There is common sense and paranoia. I won't inconvenience myself to the point I need to go to the basement to check on something on the PC that is managing my personal weather station, and keeping my weather related website current.

Router is also running, Firewall, Threat Prevention and Safe Browsing apps, plus being locked down as far as security, with services disabled, passwords, etc.
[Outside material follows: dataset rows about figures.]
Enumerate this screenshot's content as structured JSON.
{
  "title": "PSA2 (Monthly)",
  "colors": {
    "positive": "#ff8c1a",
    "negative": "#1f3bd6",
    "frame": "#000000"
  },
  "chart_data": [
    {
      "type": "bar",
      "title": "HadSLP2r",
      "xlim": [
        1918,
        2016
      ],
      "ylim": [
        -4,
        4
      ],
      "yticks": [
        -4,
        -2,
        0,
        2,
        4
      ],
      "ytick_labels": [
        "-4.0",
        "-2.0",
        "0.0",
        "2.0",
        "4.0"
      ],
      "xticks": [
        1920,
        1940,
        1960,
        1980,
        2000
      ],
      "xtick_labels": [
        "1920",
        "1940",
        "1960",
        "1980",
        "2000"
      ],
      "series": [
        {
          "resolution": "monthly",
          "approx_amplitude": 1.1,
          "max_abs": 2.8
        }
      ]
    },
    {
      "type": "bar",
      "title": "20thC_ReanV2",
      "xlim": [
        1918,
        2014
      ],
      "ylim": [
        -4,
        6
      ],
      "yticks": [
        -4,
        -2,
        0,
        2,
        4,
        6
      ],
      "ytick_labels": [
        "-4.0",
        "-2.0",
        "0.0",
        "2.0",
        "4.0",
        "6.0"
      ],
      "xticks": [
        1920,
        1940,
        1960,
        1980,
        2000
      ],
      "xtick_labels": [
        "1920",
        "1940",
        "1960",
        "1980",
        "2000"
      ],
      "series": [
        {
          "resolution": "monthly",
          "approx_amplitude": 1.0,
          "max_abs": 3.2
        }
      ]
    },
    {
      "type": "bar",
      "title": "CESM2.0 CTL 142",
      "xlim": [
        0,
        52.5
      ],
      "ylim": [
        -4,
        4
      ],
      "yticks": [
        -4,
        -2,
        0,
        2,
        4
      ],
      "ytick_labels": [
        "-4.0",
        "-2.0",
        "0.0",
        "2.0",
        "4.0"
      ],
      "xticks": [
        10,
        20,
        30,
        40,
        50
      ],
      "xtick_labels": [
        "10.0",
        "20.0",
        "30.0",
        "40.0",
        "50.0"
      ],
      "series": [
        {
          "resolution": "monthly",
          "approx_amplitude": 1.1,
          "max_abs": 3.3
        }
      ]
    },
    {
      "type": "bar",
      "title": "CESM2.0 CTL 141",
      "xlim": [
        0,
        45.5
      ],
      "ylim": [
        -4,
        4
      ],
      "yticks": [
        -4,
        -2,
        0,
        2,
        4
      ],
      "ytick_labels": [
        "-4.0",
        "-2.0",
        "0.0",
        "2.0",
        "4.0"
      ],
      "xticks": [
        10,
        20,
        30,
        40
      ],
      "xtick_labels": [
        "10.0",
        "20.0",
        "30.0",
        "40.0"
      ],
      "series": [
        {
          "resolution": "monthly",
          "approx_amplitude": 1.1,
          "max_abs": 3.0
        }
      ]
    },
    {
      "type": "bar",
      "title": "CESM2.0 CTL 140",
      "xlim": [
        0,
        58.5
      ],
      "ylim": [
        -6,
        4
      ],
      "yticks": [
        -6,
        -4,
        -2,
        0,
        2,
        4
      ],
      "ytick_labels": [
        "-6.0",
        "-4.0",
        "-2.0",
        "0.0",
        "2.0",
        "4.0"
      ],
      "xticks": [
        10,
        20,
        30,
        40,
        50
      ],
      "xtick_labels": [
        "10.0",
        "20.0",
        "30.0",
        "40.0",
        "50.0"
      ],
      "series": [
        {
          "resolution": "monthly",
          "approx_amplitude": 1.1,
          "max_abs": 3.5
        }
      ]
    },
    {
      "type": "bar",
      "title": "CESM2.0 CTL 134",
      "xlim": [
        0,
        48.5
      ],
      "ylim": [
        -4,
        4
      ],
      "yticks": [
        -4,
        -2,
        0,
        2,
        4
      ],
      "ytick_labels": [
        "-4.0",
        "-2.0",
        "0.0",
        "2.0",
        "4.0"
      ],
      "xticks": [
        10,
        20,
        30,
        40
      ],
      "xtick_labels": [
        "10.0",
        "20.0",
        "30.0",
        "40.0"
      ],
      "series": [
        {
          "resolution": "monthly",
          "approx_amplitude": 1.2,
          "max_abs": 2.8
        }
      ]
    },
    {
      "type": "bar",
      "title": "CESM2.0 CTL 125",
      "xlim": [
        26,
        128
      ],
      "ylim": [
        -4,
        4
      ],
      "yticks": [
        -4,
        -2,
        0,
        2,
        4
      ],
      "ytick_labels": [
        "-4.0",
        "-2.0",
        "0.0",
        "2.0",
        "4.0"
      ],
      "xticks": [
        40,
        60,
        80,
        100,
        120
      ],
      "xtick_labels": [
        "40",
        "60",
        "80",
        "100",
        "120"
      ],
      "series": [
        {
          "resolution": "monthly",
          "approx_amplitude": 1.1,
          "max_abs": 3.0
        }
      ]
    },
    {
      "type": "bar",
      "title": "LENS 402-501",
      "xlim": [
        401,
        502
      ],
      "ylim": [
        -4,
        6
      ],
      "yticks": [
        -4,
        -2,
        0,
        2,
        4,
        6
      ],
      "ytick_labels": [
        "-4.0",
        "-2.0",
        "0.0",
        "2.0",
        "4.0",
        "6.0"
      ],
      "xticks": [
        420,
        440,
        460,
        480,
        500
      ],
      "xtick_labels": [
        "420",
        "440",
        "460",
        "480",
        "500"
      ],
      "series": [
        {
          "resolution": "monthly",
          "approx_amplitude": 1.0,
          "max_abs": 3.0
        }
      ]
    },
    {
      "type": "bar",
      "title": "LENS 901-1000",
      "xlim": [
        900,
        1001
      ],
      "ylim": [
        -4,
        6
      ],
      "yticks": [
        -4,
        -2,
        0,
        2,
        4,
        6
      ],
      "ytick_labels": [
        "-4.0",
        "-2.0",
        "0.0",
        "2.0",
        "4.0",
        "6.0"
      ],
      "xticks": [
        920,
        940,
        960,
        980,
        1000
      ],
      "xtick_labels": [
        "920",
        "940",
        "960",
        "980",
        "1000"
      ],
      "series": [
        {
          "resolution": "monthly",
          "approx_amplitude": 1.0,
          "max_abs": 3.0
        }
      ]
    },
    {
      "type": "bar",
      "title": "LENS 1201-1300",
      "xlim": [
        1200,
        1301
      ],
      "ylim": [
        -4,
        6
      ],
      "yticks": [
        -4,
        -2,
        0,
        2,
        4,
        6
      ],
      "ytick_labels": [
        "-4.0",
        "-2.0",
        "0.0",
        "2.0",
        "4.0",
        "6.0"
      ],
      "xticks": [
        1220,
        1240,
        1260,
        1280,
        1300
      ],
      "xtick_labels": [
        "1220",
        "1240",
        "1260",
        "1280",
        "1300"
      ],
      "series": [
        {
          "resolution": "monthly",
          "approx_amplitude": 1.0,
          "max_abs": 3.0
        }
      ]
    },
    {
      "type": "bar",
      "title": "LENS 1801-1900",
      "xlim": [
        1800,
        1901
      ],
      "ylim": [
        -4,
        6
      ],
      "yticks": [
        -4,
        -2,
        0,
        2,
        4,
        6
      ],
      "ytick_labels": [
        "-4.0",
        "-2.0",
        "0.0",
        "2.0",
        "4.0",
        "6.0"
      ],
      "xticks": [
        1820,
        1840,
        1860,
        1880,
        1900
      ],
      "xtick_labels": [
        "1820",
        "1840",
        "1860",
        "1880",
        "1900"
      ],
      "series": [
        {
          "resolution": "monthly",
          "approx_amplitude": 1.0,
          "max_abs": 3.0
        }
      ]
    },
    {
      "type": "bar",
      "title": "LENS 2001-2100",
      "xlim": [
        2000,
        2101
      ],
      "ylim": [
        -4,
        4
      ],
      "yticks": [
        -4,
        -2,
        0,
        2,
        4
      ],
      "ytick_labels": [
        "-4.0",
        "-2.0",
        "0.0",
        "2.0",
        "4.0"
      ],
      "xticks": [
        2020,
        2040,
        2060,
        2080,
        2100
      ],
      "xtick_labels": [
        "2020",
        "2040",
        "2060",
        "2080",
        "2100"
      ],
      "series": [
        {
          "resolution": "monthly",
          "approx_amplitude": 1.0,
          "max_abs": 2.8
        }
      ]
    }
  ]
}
The only foolproof/bulletproof solution is to pull the plug...
 

PHolder

Well-known member
Sep 16, 2020
719
2
353
Ontario, Canada
If you wanted a different solution that RDP (but probably less convenient), there are a number of systems that use RPi's as cheaper IP based KVM devices. That combined with an actual old school KVM can allow you to have better access to a "remote" machine. They can actually allow you to enter the BIOS, for example. A friend built one of these https://pikvm.org/ and has had nothing but good things to say about the effectiveness (granted he's an Apple/Mac user mostly, but he does have some Linux in his setup.)
 

BP9906

New member
Nov 25, 2020
1
0
Just like everybody else has said above, any remote access carries it own set of risks. RDP on an internal network is fairly safe but depends on the security of that internal network (other devices, firewall setup, NAT config, etc). RDP historically has had remote code executions so you either secure your internal network, or disable RDP and use another solution. It all depends on your comfort level of risk.